倒れ込んだその体は、魔石と弓に変化する。

とりあえずジュリエッタはマジックバッグにそれを放り込んだ。


「ふうっ……こんなものかしら」

『ポイントを見せてくれる?』


ジュリエッタとエリスはマイページを開いた。

ジュリエッタは70ポイント。エリスは60ポイントだった。


『刀がオークションで売れて40ポイント。あとは倒した数を数えてたけどおよそ20体で1ポイントずつ。ボスで10ポイントってとこかな……エリスはなんかポイント減ってない?』

「先程のスライム階層から移動するとき、刃の戦場ブレイブ・オーケストラに振り込みましたから」


賢者の深いため息が聞こえる。


『あのさぁ、生存ポイント貯めたら?ってボク言ったよね』

「まだ階層あるじゃない、ねっエリス」

「ええ、そうですとも」

『能天気だなぁ、もう』


せっかくなので、ポイントをまた振り分けする事にした。

ジュリエッタは器用にまた全振り。エリスもまたジョブに全振りする。


――――――――――――――――

ひじりジュリ レベル/2 ポイント0

創造の右手クリエイティオ・デクストラ

スキル/武器生成(小)防具生成(小)アクセサリー生成(小)

体力:LvE

筋力:LvE

敏捷:LvE

防御:LvE

器用:LvC

走力:LvE

幸運:LvE

――――――――――――――――

鳴渡めいどエリ レベル/2 ポイント0

千手武神オーバーアームズ

スキル/刀剣(小)両手剣(小)モーニングスター(小)サブマシンガン(小)短剣(小)拳銃(小)

体力:LvE

筋力:LvE

敏捷:LvE

防御:LvE

器用:LvE

走力:LvE

幸運:LvE

――――――――――――――――

『ジュリエッタもエリスもスキルをあげないと。
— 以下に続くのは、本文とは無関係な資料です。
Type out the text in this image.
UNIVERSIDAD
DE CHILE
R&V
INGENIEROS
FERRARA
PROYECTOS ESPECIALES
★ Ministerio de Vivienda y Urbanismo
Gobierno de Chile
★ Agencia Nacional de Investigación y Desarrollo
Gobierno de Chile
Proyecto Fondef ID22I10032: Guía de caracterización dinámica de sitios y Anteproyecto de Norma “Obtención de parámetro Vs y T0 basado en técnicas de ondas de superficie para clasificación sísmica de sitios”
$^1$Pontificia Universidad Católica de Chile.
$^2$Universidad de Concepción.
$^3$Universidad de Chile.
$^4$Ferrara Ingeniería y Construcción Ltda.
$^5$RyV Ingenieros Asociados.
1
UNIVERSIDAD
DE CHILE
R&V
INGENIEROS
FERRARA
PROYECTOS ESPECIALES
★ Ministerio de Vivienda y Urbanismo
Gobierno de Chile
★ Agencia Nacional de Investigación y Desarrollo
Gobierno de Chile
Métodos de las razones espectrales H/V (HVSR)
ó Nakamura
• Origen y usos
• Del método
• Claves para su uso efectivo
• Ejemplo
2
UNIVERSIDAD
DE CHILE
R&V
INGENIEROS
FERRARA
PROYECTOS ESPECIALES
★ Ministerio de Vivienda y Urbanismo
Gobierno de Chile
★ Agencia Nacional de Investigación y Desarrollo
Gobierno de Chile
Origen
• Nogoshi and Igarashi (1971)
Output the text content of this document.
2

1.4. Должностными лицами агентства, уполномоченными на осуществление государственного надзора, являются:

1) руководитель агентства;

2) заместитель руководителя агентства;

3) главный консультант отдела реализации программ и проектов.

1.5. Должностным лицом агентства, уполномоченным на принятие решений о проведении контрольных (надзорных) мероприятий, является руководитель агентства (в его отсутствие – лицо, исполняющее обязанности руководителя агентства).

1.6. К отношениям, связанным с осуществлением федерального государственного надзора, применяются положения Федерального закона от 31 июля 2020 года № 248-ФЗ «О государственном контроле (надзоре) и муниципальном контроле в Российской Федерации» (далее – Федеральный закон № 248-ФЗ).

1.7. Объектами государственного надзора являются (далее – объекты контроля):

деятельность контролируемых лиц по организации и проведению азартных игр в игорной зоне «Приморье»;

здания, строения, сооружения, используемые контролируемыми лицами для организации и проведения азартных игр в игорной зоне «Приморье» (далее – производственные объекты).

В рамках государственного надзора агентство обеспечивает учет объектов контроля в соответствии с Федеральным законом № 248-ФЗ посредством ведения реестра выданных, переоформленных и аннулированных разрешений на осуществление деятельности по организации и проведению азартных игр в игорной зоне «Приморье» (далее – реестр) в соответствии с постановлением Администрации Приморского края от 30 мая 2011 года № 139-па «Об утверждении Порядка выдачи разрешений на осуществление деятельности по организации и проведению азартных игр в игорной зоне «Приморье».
せっかく器用をあげても、武器生成が弱かったら意味無いでしょ。エリスも扱う武器増えたんだから、スキルあげないと』

「確かにそうね……」

「このさぶましんがんいうのは何でしょう?拳銃もわかりません」


セリオンが分かりやすく銃の構造を説明し出したのだが、エリスはとりあえずサブマシンガンがモンスター駆除の広範囲に向いた武器ということだけを理解した。


「では、さぶましんがんという項目を育てます」

「私もスキルを育てるわ」


あの二人には武具も送りたい。

いいタイミングで送れるかどうかはセリオン次第だが。

合流する前に、新たな目標が加わった。